I found that it took a little effort to identify exactly what activities renewed my spirit. Then, I had to prioritize doing those things. Of course, being in God’s Word each and every day is the number one way that I renew my spirit. The very first thing I do every single day, right after I get dressed to shoes and make my bowl of oatmeal, is to sit down with the Bible and my prayer journal and read and meditate on a psalm. Throughout this year, I have also completed various Bible studies and finished reading the Bible in a year with the kids. My strength for my daily life, day in, day out, comes from the renewal of my spirit that I receive from the Living Word.

Top Ten Countdown: Number Eight

August 23, 2010

Number Eight in my Top Ten Things I’ve Learned in 365 Days with Flylady is:

Routines are important and comforting during stressful times.

We’ve certainly had plenty of opportunity to learn this lesson over the past 12 months. From Joey having a concussion to Levi totaling his car to marathon family stomach viruses to monthly female hormones to unfairly losing our primary source of income to hosting a wedding to changing churches to opening a new business, we’ve walked through it all this year. Some of these stresses are small, some are big. The wedding and actually opening the business were positive experiences, but most of the other stressful events were far from positive from our limited human viewpoint.

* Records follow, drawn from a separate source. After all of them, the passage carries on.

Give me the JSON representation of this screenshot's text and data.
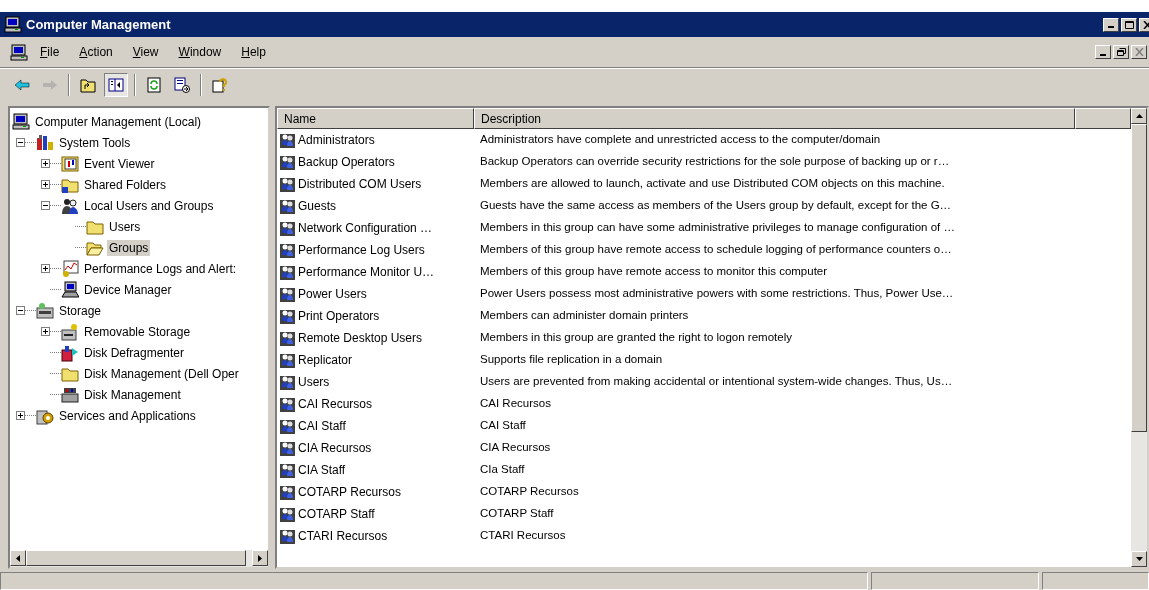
{
  "window": {
    "title": "Computer Management"
  },
  "menu": [
    "File",
    "Action",
    "View",
    "Window",
    "Help"
  ],
  "toolbar": [
    {
      "kind": "back",
      "disabled": false,
      "pressed": false
    },
    {
      "kind": "forward",
      "disabled": true,
      "pressed": false
    },
    {
      "kind": "separator"
    },
    {
      "kind": "up",
      "disabled": false,
      "pressed": false
    },
    {
      "kind": "tree-toggle",
      "disabled": false,
      "pressed": true
    },
    {
      "kind": "separator"
    },
    {
      "kind": "refresh",
      "disabled": false,
      "pressed": false
    },
    {
      "kind": "export",
      "disabled": false,
      "pressed": false
    },
    {
      "kind": "separator"
    },
    {
      "kind": "help",
      "disabled": false,
      "pressed": false
    }
  ],
  "tree": {
    "label": "Computer Management (Local)",
    "kind": "computer",
    "selected": false,
    "children": [
      {
        "label": "System Tools",
        "kind": "tools",
        "selected": false,
        "expanded": true,
        "children": [
          {
            "label": "Event Viewer",
            "kind": "log",
            "selected": false,
            "expanded": false
          },
          {
            "label": "Shared Folders",
            "kind": "share",
            "selected": false,
            "expanded": false
          },
          {
            "label": "Local Users and Groups",
            "kind": "users",
            "selected": false,
            "expanded": true,
            "children": [
              {
                "label": "Users",
                "kind": "folder",
                "selected": false
              },
              {
                "label": "Groups",
                "kind": "folder-open",
                "selected": true
              }
            ]
          },
          {
            "label": "Performance Logs and Alert:",
            "kind": "chart",
            "selected": false,
            "expanded": false
          },
          {
            "label": "Device Manager",
            "kind": "device",
            "selected": false
          }
        ]
      },
      {
        "label": "Storage",
        "kind": "storage",
        "selected": false,
        "expanded": true,
        "children": [
          {
            "label": "Removable Storage",
            "kind": "removable",
            "selected": false,
            "expanded": false
          },
          {
            "label": "Disk Defragmenter",
            "kind": "defrag",
            "selected": false
          },
          {
            "label": "Disk Management (Dell Oper",
            "kind": "folder",
            "selected": false
          },
          {
            "label": "Disk Management",
            "kind": "disk",
            "selected": false
          }
        ]
      },
      {
        "label": "Services and Applications",
        "kind": "services",
        "selected": false,
        "expanded": false
      }
    ]
  },
  "list": {
    "columns": [
      "Name",
      "Description"
    ],
    "rows": [
      {
        "name": "Administrators",
        "description": "Administrators have complete and unrestricted access to the computer/domain"
      },
      {
        "name": "Backup Operators",
        "description": "Backup Operators can override security restrictions for the sole purpose of backing up or r…"
      },
      {
        "name": "Distributed COM Users",
        "description": "Members are allowed to launch, activate and use Distributed COM objects on this machine."
      },
      {
        "name": "Guests",
        "description": "Guests have the same access as members of the Users group by default, except for the G…"
      },
      {
        "name": "Network Configuration …",
        "description": "Members in this group can have some administrative privileges to manage configuration of …"
      },
      {
        "name": "Performance Log Users",
        "description": "Members of this group have remote access to schedule logging of performance counters o…"
      },
      {
        "name": "Performance Monitor U…",
        "description": "Members of this group have remote access to monitor this computer"
      },
      {
        "name": "Power Users",
        "description": "Power Users possess most administrative powers with some restrictions.  Thus, Power Use…"
      },
      {
        "name": "Print Operators",
        "description": "Members can administer domain printers"
      },
      {
        "name": "Remote Desktop Users",
        "description": "Members in this group are granted the right to logon remotely"
      },
      {
        "name": "Replicator",
        "description": "Supports file replication in a domain"
      },
      {
        "name": "Users",
        "description": "Users are prevented from making accidental or intentional system-wide changes.  Thus, Us…"
      },
      {
        "name": "CAI Recursos",
        "description": "CAI Recursos"
      },
      {
        "name": "CAI Staff",
        "description": "CAI Staff"
      },
      {
        "name": "CIA Recursos",
        "description": "CIA Recursos"
      },
      {
        "name": "CIA Staff",
        "description": "CIa Staff"
      },
      {
        "name": "COTARP Recursos",
        "description": "COTARP Recursos"
      },
      {
        "name": "COTARP Staff",
        "description": "COTARP Staff"
      },
      {
        "name": "CTARI Recursos",
        "description": "CTARI Recursos"
      }
    ]
  }
}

There were days on end during some of these periods of stress that were almost unendurable for me mentally. My mind was constantly racing. Yet, the thing that stood out about all of these times was that, despite huge mental distractions, I could go about my daily routines because they were ROUTINE. I could just put one foot in front of the other and maintain our household even when I couldn’t think about what I was doing.

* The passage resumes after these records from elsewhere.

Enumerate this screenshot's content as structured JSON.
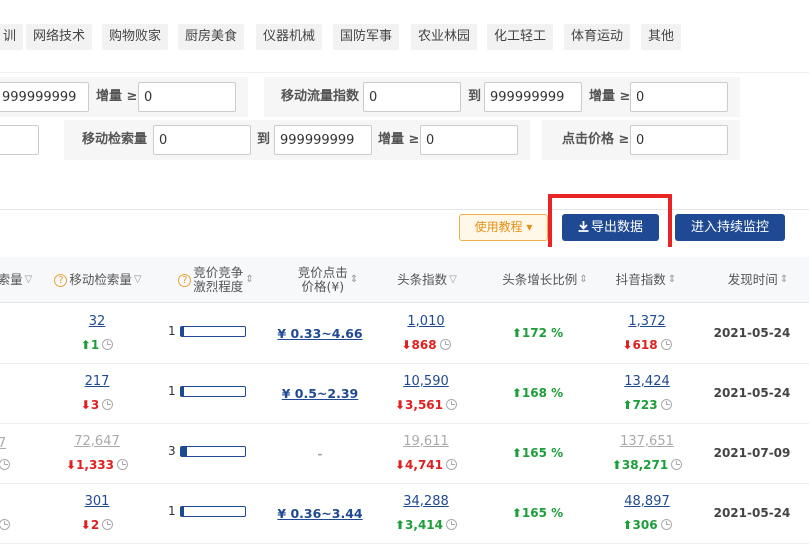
{
  "categories": [
    "训",
    "网络技术",
    "购物败家",
    "厨房美食",
    "仪器机械",
    "国防军事",
    "农业林园",
    "化工轻工",
    "体育运动",
    "其他"
  ],
  "filters": {
    "row1": {
      "left_value": "999999999",
      "increase_label": "增量 ≥",
      "increase_value": "0",
      "mobile_traffic_label": "移动流量指数",
      "mobile_traffic_from": "0",
      "to_label": "到",
      "mobile_traffic_to": "999999999",
      "increase2_label": "增量 ≥",
      "increase2_value": "0"
    },
    "row2": {
      "mobile_search_label": "移动检索量",
      "mobile_search_from": "0",
      "to_label": "到",
      "mobile_search_to": "999999999",
      "increase_label": "增量 ≥",
      "increase_value": "0",
      "click_price_label": "点击价格 ≥",
      "click_price_value": "0"
    }
  },
  "actions": {
    "tutorial_label": "使用教程",
    "tutorial_arrow": "▾",
    "export_label": "导出数据",
    "monitor_label": "进入持续监控"
  },
  "table": {
    "headers": {
      "search_volume": "索量",
      "mobile_search": "移动检索量",
      "competition_line1": "竞价竞争",
      "competition_line2": "激烈程度",
      "price_line1": "竞价点击",
      "price_line2": "价格(¥)",
      "toutiao_index": "头条指数",
      "toutiao_growth": "头条增长比例",
      "douyin_index": "抖音指数",
      "found_time": "发现时间"
    },
    "rows": [
      {
        "partial_value": "",
        "partial_delta": "",
        "mobile_search": "32",
        "mobile_search_delta": "1",
        "mobile_search_dir": "up",
        "competition_level": "1",
        "competition_fill": 0.04,
        "price": "¥ 0.33~4.66",
        "toutiao": "1,010",
        "toutiao_delta": "868",
        "toutiao_dir": "down",
        "toutiao_growth": "172 %",
        "douyin": "1,372",
        "douyin_delta": "618",
        "douyin_dir": "down",
        "date": "2021-05-24",
        "dim": false
      },
      {
        "partial_value": "",
        "partial_delta": "",
        "mobile_search": "217",
        "mobile_search_delta": "3",
        "mobile_search_dir": "down",
        "competition_level": "1",
        "competition_fill": 0.04,
        "price": "¥ 0.5~2.39",
        "toutiao": "10,590",
        "toutiao_delta": "3,561",
        "toutiao_dir": "down",
        "toutiao_growth": "168 %",
        "douyin": "13,424",
        "douyin_delta": "723",
        "douyin_dir": "up",
        "date": "2021-05-24",
        "dim": false
      },
      {
        "partial_value": "7",
        "partial_delta": "",
        "mobile_search": "72,647",
        "mobile_search_delta": "1,333",
        "mobile_search_dir": "down",
        "competition_level": "3",
        "competition_fill": 0.1,
        "price": "-",
        "toutiao": "19,611",
        "toutiao_delta": "4,741",
        "toutiao_dir": "down",
        "toutiao_growth": "165 %",
        "douyin": "137,651",
        "douyin_delta": "38,271",
        "douyin_dir": "up",
        "date": "2021-07-09",
        "dim": true
      },
      {
        "partial_value": "",
        "partial_delta": "",
        "mobile_search": "301",
        "mobile_search_delta": "2",
        "mobile_search_dir": "down",
        "competition_level": "1",
        "competition_fill": 0.04,
        "price": "¥ 0.36~3.44",
        "toutiao": "34,288",
        "toutiao_delta": "3,414",
        "toutiao_dir": "up",
        "toutiao_growth": "165 %",
        "douyin": "48,897",
        "douyin_delta": "306",
        "douyin_dir": "up",
        "date": "2021-05-24",
        "dim": false
      }
    ]
  },
  "colors": {
    "primary": "#1f4a93",
    "up": "#1e9e3a",
    "down": "#e02020",
    "highlight": "#e82424",
    "tutorial": "#e69016"
  }
}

By maintain our household routines, I was able to establish a minimally disruptive atmosphere for our children, especially our young children who really are not yet able to understand exactly what is going on in the adult world but can perceive when things aren’t quite right. Our home stayed tidy and peaceful. Our clothes were clean and everyone was fed in a timely fashion.

Thanks, Flylady, for helping me establish routines that minimize the negative impact of stressful times.

Top Ten Countdown: Number Nine

August 22, 2010

Number Nine (I feel like I should be singing a Beatles song every time I write that…) on my list of the Top Ten Things I’ve Learned in 365 Days with Flylady is:

I no longer live in CHAOS so I can now be hospitable without stress.

I like living without Can’t Have Anyone Over Syndrome. Hospitality is not my gift at all, and living in CHAOS made it hugely stressful to have anyone over. Yet, I love people and sitting around talking with them, so I want to be able to have people over.

In the past year, our son-in-law lived with us, I hosted a weekly Bible study, we had numerous wedding guests staying with us, Jacob had Lisa Leady over for supper, the Georgeffs spent the night a few times, we had umpteen birthday parties, we hosted the family Thanksgiving and Christmas celebrations, my college roommate came over and, every single week, (for the most part), Anne’s physical therapist was at our house.

While hospitality will probably never come naturally to me, living without CHAOS has made it much easier to have people over and build relationships.